Further complicating proceedings is whether the Uniform Commercial Code (UCC) should govern a Software Development Agreement. The UCC governs transactions involving goods, it provides default rules that govern contracts for goods where either the parties were silent regarding specific obligations under that contract, or where there is unresolvable uncertainty as to what the parties did agree. As mentioned, the UCC governs contracts for goods, it does not apply to services. The first issue is that software has been difficult for courts to classify, whether it is a good or a service. Licenses tend to be seen as services, while sales and assignments of software are more often treated as goods. Furthermore, a Software Development Agreement is a contract for a service, the development by the developer, that culminates in a good (depending on whether it is a sale or a license for the developed software). Whether a Software Development Agreement is covered by the UCC will depend on the case law of the relevant jurisdiction, and is something the parties will want to be aware of as they draft their agreement.

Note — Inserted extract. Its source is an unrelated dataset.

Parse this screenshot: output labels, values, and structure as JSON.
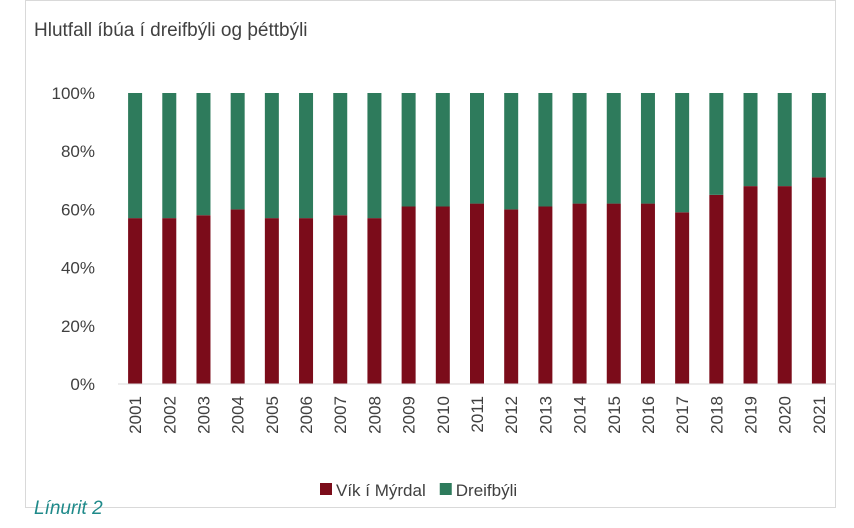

Key Issues in a Software Development Agreement:

  1. Assignment or License? Depending on the needs of the customer, the agreement can culminate in either an outright assignment of the developed software from the developer to the customer, or simply a non-exclusive license to the customer, with the developer retaining ownership, and thus the right to otherwise commercialize the developed software. Which party ends up owning the software should effect the payment due to the developer.

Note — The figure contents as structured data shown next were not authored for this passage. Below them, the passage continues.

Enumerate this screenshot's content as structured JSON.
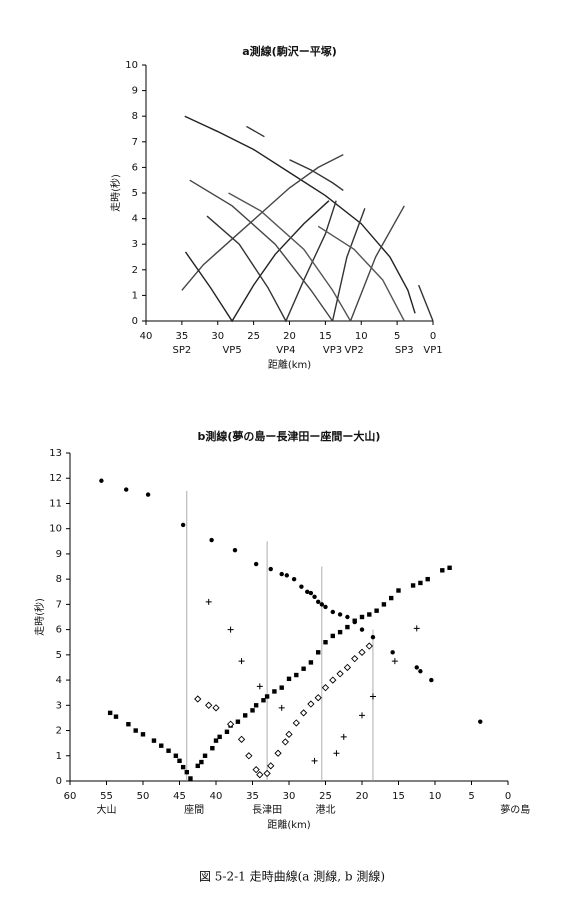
{
  "chart_data": [
    {
      "type": "line",
      "title": "a測線(駒沢ー平塚)",
      "x_label": "距離(km)",
      "y_label": "走時(秒)",
      "xlim": [
        40,
        0
      ],
      "xticks": [
        40,
        35,
        30,
        25,
        20,
        15,
        10,
        5,
        0
      ],
      "ylim": [
        0,
        10
      ],
      "yticks": [
        0,
        1,
        2,
        3,
        4,
        5,
        6,
        7,
        8,
        9,
        10
      ],
      "annotations": [
        {
          "text": "SP2",
          "x": 35
        },
        {
          "text": "VP5",
          "x": 28
        },
        {
          "text": "VP4",
          "x": 20.5
        },
        {
          "text": "VP3",
          "x": 14
        },
        {
          "text": "VP2",
          "x": 11
        },
        {
          "text": "SP3",
          "x": 4
        },
        {
          "text": "VP1",
          "x": 0
        }
      ],
      "series": [
        {
          "color": "#222",
          "x": [
            34.6,
            30,
            25,
            20,
            15,
            10,
            6,
            3.5,
            2.5
          ],
          "values": [
            8.0,
            7.4,
            6.7,
            5.8,
            4.9,
            3.8,
            2.5,
            1.2,
            0.3
          ]
        },
        {
          "color": "#333",
          "x": [
            26,
            23.5,
            null,
            20,
            17,
            14,
            12.5
          ],
          "values": [
            7.6,
            7.2,
            null,
            6.3,
            5.9,
            5.4,
            5.1
          ]
        },
        {
          "color": "#444",
          "x": [
            35,
            32,
            28,
            24,
            20,
            16,
            12.5
          ],
          "values": [
            1.2,
            2.2,
            3.2,
            4.2,
            5.2,
            6.0,
            6.5
          ]
        },
        {
          "color": "#222",
          "x": [
            34.5,
            31,
            28,
            25,
            22,
            18,
            14.5
          ],
          "values": [
            2.7,
            1.3,
            0,
            1.4,
            2.6,
            3.8,
            4.7
          ]
        },
        {
          "color": "#333",
          "x": [
            31.5,
            27,
            23,
            20.5,
            18,
            15,
            13.5
          ],
          "values": [
            4.1,
            3.0,
            1.3,
            0,
            1.6,
            3.4,
            4.7
          ]
        },
        {
          "color": "#444",
          "x": [
            33.9,
            28,
            22,
            17,
            14
          ],
          "values": [
            5.5,
            4.5,
            3.0,
            1.2,
            0
          ]
        },
        {
          "color": "#555",
          "x": [
            28.5,
            24,
            18,
            14,
            11.5
          ],
          "values": [
            5.0,
            4.3,
            2.8,
            1.2,
            0
          ]
        },
        {
          "color": "#333",
          "x": [
            14,
            12,
            9.5
          ],
          "values": [
            0,
            2.5,
            4.4
          ]
        },
        {
          "color": "#444",
          "x": [
            11.5,
            8,
            4
          ],
          "values": [
            0,
            2.5,
            4.5
          ]
        },
        {
          "color": "#555",
          "x": [
            16,
            11,
            7,
            4
          ],
          "values": [
            3.7,
            2.8,
            1.6,
            0
          ]
        },
        {
          "color": "#333",
          "x": [
            2,
            0
          ],
          "values": [
            1.4,
            0
          ]
        }
      ]
    },
    {
      "type": "scatter",
      "title": "b測線(夢の島ー長津田ー座間ー大山)",
      "x_label": "距離(km)",
      "y_label": "走時(秒)",
      "xlim": [
        60,
        0
      ],
      "xticks": [
        60,
        55,
        50,
        45,
        40,
        35,
        30,
        25,
        20,
        15,
        10,
        5,
        0
      ],
      "ylim": [
        0,
        13
      ],
      "yticks": [
        0,
        1,
        2,
        3,
        4,
        5,
        6,
        7,
        8,
        9,
        10,
        11,
        12,
        13
      ],
      "annotations": [
        {
          "text": "大山",
          "x": 55
        },
        {
          "text": "座間",
          "x": 43
        },
        {
          "text": "長津田",
          "x": 33
        },
        {
          "text": "港北",
          "x": 25
        },
        {
          "text": "夢の島",
          "x": -1
        }
      ],
      "reference_lines": [
        {
          "x": 44,
          "y": 11.5
        },
        {
          "x": 33,
          "y": 9.5
        },
        {
          "x": 25.5,
          "y": 8.5
        },
        {
          "x": 18.5,
          "y": 6
        }
      ],
      "series": [
        {
          "color": "#000",
          "marker": "circle",
          "x": [
            55.7,
            52.3,
            49.3,
            44.5,
            40.6,
            37.4,
            34.5,
            32.5,
            31,
            30.3,
            29.3,
            28.3,
            27.5,
            27,
            26.5,
            26,
            25.5,
            25,
            24,
            23,
            22,
            21,
            20,
            18.5,
            15.8,
            12.5,
            12,
            10.5,
            3.8
          ],
          "values": [
            11.9,
            11.55,
            11.35,
            10.15,
            9.55,
            9.15,
            8.6,
            8.4,
            8.2,
            8.15,
            8.0,
            7.7,
            7.5,
            7.45,
            7.3,
            7.1,
            7.0,
            6.9,
            6.7,
            6.6,
            6.5,
            6.3,
            6.0,
            5.7,
            5.1,
            4.5,
            4.35,
            4.0,
            2.35
          ]
        },
        {
          "color": "#000",
          "marker": "square",
          "x": [
            54.5,
            53.7,
            52,
            51,
            50,
            48.5,
            47.5,
            46.5,
            45.5,
            45,
            44.5,
            44,
            43.5,
            42.5,
            42,
            41.5,
            40.5,
            40,
            39.5,
            38.5,
            38,
            37,
            36,
            35,
            34.5,
            33.5,
            33,
            32,
            31,
            30,
            29,
            28,
            27,
            26,
            25,
            24,
            23,
            22,
            21,
            20,
            19,
            18,
            17,
            16,
            15,
            13,
            12,
            11,
            9,
            8
          ],
          "values": [
            2.7,
            2.55,
            2.25,
            2.0,
            1.85,
            1.6,
            1.4,
            1.2,
            1.0,
            0.8,
            0.55,
            0.35,
            0.1,
            0.6,
            0.75,
            1.0,
            1.3,
            1.6,
            1.75,
            1.95,
            2.2,
            2.35,
            2.6,
            2.8,
            3.0,
            3.2,
            3.35,
            3.55,
            3.7,
            4.05,
            4.2,
            4.45,
            4.7,
            5.1,
            5.5,
            5.75,
            5.9,
            6.1,
            6.35,
            6.5,
            6.6,
            6.75,
            7.0,
            7.25,
            7.55,
            7.75,
            7.85,
            8.0,
            8.35,
            8.45
          ]
        },
        {
          "color": "#000",
          "marker": "diamond",
          "x": [
            42.5,
            41,
            40,
            38,
            36.5,
            35.5,
            34.5,
            34,
            33,
            32.5,
            31.5,
            30.5,
            30,
            29,
            28,
            27,
            26,
            25,
            24,
            23,
            22,
            21,
            20,
            19
          ],
          "values": [
            3.25,
            3.0,
            2.9,
            2.25,
            1.65,
            1.0,
            0.45,
            0.25,
            0.3,
            0.6,
            1.1,
            1.55,
            1.85,
            2.3,
            2.7,
            3.05,
            3.3,
            3.7,
            4.0,
            4.25,
            4.5,
            4.85,
            5.1,
            5.35
          ]
        },
        {
          "color": "#000",
          "marker": "plus",
          "x": [
            41,
            38,
            36.5,
            34,
            31,
            26.5,
            23.5,
            22.5,
            20,
            18.5,
            15.5,
            12.5
          ],
          "values": [
            7.1,
            6.0,
            4.75,
            3.75,
            2.9,
            0.8,
            1.1,
            1.75,
            2.6,
            3.35,
            4.75,
            6.05
          ]
        }
      ]
    }
  ],
  "caption": "図 5-2-1 走時曲線(a 測線, b 測線)"
}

  2. Ownership and Background Technology. The developer will likely have a digital toolbox of subroutines, development tools, and other background programs and technologies that it uses during development, some of which can end up in the final product. If the agreement culminates in an assignment of rights to the customer, it should also include a proprietary rights or ownership clause that makes it clear the developer maintains ownership of all background technology. Otherwise, the developer’s future use of its own tools could infringe on the software it delivered to the customer.
  3. Delivery and Cure Period. Because of the complexity of software it is not uncommon for delivered software to not conform perfectly to the specifications. The developer will want more leniency in the consequences for delivering software that fails to perfectly conform to expectations. The agreement should allow the developer the opportunity to cure any mistakes or errors, within a reasonable time. On the other hand, the customer may want to limit the developer’s chances to cure, so that repeated failure creates grounds for termination.

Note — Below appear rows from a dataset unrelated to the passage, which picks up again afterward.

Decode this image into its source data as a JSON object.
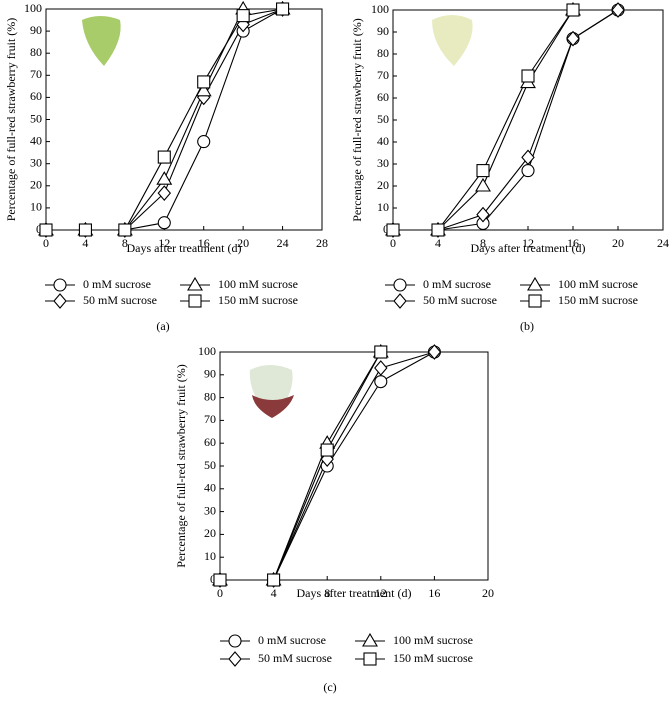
{
  "chart_data": [
    {
      "type": "line",
      "caption": "(a)",
      "xlabel": "Days after treatment (d)",
      "ylabel": "Percentage of full-red strawberry fruit (%)",
      "x": [
        0,
        4,
        8,
        12,
        16,
        20,
        24
      ],
      "xlim": [
        0,
        28
      ],
      "xticks": [
        0,
        4,
        8,
        12,
        16,
        20,
        24,
        28
      ],
      "ylim": [
        0,
        100
      ],
      "yticks": [
        0,
        10,
        20,
        30,
        40,
        50,
        60,
        70,
        80,
        90,
        100
      ],
      "grid": false,
      "series": [
        {
          "name": "0 mM sucrose",
          "color": "#000000",
          "marker": "circle",
          "values": [
            0,
            0,
            0,
            3.3,
            40,
            90,
            100
          ]
        },
        {
          "name": "50 mM sucrose",
          "color": "#000000",
          "marker": "diamond",
          "values": [
            0,
            0,
            0,
            16.7,
            60,
            93,
            100
          ]
        },
        {
          "name": "100 mM sucrose",
          "color": "#000000",
          "marker": "triangle",
          "values": [
            0,
            0,
            0,
            23,
            63,
            100,
            100
          ]
        },
        {
          "name": "150 mM sucrose",
          "color": "#000000",
          "marker": "square",
          "values": [
            0,
            0,
            0,
            33,
            67,
            97,
            100
          ]
        }
      ]
    },
    {
      "type": "line",
      "caption": "(b)",
      "xlabel": "Days after treatment (d)",
      "ylabel": "Percentage of full-red strawberry fruit (%)",
      "x": [
        0,
        4,
        8,
        12,
        16,
        20
      ],
      "xlim": [
        0,
        24
      ],
      "xticks": [
        0,
        4,
        8,
        12,
        16,
        20,
        24
      ],
      "ylim": [
        0,
        100
      ],
      "yticks": [
        0,
        10,
        20,
        30,
        40,
        50,
        60,
        70,
        80,
        90,
        100
      ],
      "grid": false,
      "series": [
        {
          "name": "0 mM sucrose",
          "color": "#000000",
          "marker": "circle",
          "values": [
            0,
            0,
            3,
            27,
            87,
            100
          ]
        },
        {
          "name": "50 mM sucrose",
          "color": "#000000",
          "marker": "diamond",
          "values": [
            0,
            0,
            7,
            33,
            87,
            100
          ]
        },
        {
          "name": "100 mM sucrose",
          "color": "#000000",
          "marker": "triangle",
          "values": [
            0,
            0,
            20,
            67,
            100,
            null
          ]
        },
        {
          "name": "150 mM sucrose",
          "color": "#000000",
          "marker": "square",
          "values": [
            0,
            0,
            27,
            70,
            100,
            null
          ]
        }
      ]
    },
    {
      "type": "line",
      "caption": "(c)",
      "xlabel": "Days after treatment (d)",
      "ylabel": "Percentage of full-red strawberry fruit (%)",
      "x": [
        0,
        4,
        8,
        12,
        16
      ],
      "xlim": [
        0,
        20
      ],
      "xticks": [
        0,
        4,
        8,
        12,
        16,
        20
      ],
      "ylim": [
        0,
        100
      ],
      "yticks": [
        0,
        10,
        20,
        30,
        40,
        50,
        60,
        70,
        80,
        90,
        100
      ],
      "grid": false,
      "series": [
        {
          "name": "0 mM sucrose",
          "color": "#000000",
          "marker": "circle",
          "values": [
            0,
            0,
            50,
            87,
            100
          ]
        },
        {
          "name": "50 mM sucrose",
          "color": "#000000",
          "marker": "diamond",
          "values": [
            0,
            0,
            53,
            93,
            100
          ]
        },
        {
          "name": "100 mM sucrose",
          "color": "#000000",
          "marker": "triangle",
          "values": [
            0,
            0,
            60,
            100,
            null
          ]
        },
        {
          "name": "150 mM sucrose",
          "color": "#000000",
          "marker": "square",
          "values": [
            0,
            0,
            57,
            100,
            null
          ]
        }
      ]
    }
  ]
}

  4. Non-Infringement. With an endless number of patents already protecting the tiniest details of software, and strict liability for patent infringement, there is a real risk that the developed software could infringe on an existing patent. There is also the risk of copyright infringement, though without strict liability for copyright infringement the danger is less. Still, the potential for infringement, especially patent infringement, makes the Representations and Warranties clause, and the Indemnity clause particularly important in a Software License Agreement, as the  customer should be confident it is receiving a non-infringing piece of software, and because the developer, rather than the customer, should be liable for damages incurred by any infringement claims by third parties.